Boot into recovery the normal way (Power + VolUp + Home)
Backup the original bootloader: dd if=/dev/block/mmcblk0boot0 of=/sboot.bin, and pull it off the device. (If you want to go back, you should just need to dd this file to /dev/mmcblk2boot0 from the mainline kernel).
Backup the EFS partition: dd if=/dev/block/platform/dw_mmc/by-name/EFS of=/efs.img , and pull it off the device.
Download and push the prebuilt U-Boot image to the device. Verify the sha256sum. You can use this image on any of GT-I9300, GT-I9305, GT-N7100, or GT-N7105.
- Alternatively, you can build the bootloader and kernel using my buildroot tree. The bootloader will be in output/images/bootloader.bin, and the kernel will be in output/images/boot.itb.
Enable writing to the MMC boot partition: echo 0 > /sys/block/mmcblk0boot0/force_ro.
Write the bootloader: dd if=/u-boot-2018-06-19.bin of=/dev/block/mmcblk0boot0.
Verify the bootloader was written OK: hexdump -C /dev/block/mmcblk0boot0 | head -n 1 should output: 00000000 a3 69 d3 18 ec ad 6f b0 07 bd 03 b8 02 af 70 af |.i....o.......p.|.
If the output doesn't match, repeat steps 7-8 until it does.
Run reboot download. The device will power off, and within about a second a blue LED should come on.
Plug in the device to a computer, and run fastboot devices. You should see a single device - this is your phone!
Run fastboot getvar bootloader-version. You should get back something like bootloader-version: U-Boot 2018.03-midas.
Download the prebuilt Buildroot image, and boot it using fastboot boot buildroot-2018-09-09.itb.
- It is worth noting that by default, this image includes firmware necessary to use wifi. The driver will not automatically load, though - you can probe the driver using modprobe brcmfmac, and then configure wpa-supplicant appropriately (or, set up a buildroot rootfs overlay including your wifi network information and ssh public key).
Wait a few seconds, then unplug/replug the USB cable (or wait ~25 seconds and don't unplug/replug the USB cable).
screen /dev/ttyACM0 115200, or picocom -b 115200 /dev/ttyACM0 should get you a prompt something like this...

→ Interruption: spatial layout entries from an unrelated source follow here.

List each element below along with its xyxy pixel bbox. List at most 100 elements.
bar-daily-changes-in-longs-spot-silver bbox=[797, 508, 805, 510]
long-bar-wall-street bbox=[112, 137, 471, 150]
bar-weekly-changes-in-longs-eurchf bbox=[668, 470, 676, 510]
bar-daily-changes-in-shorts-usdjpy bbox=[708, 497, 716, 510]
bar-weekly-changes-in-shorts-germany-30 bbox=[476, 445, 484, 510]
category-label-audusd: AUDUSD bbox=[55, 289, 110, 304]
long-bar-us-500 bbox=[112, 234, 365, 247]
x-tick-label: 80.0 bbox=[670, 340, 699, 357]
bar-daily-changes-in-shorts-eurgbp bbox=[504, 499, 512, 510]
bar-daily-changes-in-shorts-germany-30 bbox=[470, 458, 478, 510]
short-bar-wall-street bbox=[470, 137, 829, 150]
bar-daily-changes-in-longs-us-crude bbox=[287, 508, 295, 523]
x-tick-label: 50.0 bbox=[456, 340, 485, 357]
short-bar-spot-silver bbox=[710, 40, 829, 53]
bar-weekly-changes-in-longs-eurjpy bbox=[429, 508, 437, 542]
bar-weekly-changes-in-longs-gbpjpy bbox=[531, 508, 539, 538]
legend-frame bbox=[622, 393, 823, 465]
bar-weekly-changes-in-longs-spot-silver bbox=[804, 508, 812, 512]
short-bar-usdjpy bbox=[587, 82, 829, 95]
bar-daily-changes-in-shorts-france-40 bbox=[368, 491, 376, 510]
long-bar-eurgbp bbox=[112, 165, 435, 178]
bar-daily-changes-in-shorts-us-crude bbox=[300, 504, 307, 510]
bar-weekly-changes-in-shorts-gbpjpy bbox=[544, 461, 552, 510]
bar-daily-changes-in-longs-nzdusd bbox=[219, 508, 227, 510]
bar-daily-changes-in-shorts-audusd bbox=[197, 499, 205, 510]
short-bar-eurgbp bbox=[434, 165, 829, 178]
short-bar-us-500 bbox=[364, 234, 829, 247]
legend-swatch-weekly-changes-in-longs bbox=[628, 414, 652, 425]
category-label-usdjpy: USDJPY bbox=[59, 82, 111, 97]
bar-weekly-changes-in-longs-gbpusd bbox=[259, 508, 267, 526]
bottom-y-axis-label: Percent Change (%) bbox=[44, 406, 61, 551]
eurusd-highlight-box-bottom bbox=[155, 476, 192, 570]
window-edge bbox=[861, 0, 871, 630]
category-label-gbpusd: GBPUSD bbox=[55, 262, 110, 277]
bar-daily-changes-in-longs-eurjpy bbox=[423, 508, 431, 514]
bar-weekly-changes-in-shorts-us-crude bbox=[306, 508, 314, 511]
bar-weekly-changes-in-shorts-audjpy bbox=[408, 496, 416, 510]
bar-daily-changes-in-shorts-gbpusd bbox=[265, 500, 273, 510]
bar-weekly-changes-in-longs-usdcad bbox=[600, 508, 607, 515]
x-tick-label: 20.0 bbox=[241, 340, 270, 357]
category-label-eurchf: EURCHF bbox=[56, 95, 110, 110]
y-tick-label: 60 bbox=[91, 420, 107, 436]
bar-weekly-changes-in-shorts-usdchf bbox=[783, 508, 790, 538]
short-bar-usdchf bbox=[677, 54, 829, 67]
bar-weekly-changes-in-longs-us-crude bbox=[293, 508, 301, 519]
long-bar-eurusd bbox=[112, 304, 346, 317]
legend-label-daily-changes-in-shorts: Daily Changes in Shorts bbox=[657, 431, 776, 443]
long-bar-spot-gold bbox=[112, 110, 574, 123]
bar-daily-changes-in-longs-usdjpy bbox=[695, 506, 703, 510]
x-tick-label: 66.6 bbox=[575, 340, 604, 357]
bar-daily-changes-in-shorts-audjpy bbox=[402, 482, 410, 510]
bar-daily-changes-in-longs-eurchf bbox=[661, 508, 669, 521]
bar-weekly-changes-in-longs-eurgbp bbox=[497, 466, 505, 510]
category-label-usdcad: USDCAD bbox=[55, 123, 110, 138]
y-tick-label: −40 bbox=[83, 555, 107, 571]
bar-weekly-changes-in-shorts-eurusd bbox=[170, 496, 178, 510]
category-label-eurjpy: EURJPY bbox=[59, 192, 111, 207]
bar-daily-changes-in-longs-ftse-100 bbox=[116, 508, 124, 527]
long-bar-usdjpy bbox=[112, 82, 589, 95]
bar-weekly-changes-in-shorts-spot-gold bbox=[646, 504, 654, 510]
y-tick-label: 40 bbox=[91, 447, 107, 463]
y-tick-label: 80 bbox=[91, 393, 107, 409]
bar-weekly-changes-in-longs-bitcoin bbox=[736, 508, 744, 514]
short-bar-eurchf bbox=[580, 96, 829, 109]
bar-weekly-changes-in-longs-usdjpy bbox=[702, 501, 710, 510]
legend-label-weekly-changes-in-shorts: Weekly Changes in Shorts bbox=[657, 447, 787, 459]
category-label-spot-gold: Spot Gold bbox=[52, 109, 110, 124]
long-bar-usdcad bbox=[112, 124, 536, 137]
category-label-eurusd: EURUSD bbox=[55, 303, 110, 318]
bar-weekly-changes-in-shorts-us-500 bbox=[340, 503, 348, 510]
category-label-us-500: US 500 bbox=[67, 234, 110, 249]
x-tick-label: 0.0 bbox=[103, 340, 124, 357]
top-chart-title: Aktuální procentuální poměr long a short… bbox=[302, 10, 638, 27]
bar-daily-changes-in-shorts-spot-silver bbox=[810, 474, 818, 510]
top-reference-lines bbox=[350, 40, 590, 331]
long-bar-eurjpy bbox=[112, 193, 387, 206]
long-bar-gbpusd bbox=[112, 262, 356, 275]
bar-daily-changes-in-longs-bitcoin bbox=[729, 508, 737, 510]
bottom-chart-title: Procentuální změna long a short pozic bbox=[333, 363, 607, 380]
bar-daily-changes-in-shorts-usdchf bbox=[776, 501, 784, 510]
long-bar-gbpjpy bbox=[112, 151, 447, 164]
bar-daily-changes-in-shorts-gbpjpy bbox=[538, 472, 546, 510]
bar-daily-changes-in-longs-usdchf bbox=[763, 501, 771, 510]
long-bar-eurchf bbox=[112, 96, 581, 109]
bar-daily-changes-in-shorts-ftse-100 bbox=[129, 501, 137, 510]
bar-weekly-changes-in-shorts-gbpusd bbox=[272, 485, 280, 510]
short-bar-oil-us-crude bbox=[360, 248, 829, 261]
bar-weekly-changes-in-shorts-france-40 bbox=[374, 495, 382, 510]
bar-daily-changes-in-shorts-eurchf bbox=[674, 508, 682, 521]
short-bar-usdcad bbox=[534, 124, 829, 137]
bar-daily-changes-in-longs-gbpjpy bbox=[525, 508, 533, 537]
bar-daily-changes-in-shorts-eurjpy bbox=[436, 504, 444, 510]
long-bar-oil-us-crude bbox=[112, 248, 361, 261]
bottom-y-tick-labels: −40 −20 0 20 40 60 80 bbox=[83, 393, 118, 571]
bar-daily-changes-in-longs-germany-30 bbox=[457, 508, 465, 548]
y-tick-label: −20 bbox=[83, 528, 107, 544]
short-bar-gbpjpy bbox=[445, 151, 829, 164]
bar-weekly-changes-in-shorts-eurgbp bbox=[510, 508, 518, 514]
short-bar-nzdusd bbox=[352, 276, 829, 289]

Welcome to Buildroot buildroot login: - You can log in using username root, password root.

LED

The notification LED will light up to indicate what the bootloader is doing (in absence of a screen).

Red: recovery mode (will not work if recovery image not flashed)
Red, flashing: the device is charging before it proceeds with another boot mode
Blue: fastboot mode
Green: U-Boot console mode
Yellow: normal boot
White, flashing: the device needs to be charged before it can be booted, but isn't plugged into a charger.

Key combinations

The keycombos are the same as the original bootloader, with one extra.

Power + Volume Up + Home: Recovery mode (will probably not do anything unless you're using the right partition table and have something flashed there)
Power + Volume Down + Home: Fastboot mode
Power + Volume Up + Volume Down: Drops to a U-Boot serial console. You'll need a serial adapter to access this.

Register values

You can write magic values to the PMU register INFORM3 (located at 0x1002080c) to boot into these special modes without physical interaction (using a tool like devmem - e.g. devmem 0x1002080c 0x12345671 && reboot):

0x12345670 - normal reboot (default)
0x12345671 - fastboot mode
0x12345672 - recovery mode
0x12345673 - u-boot console
Any other value - normal boot

This register is only cleared on a hard reset (i.e. holding down the power button or pulling the battery).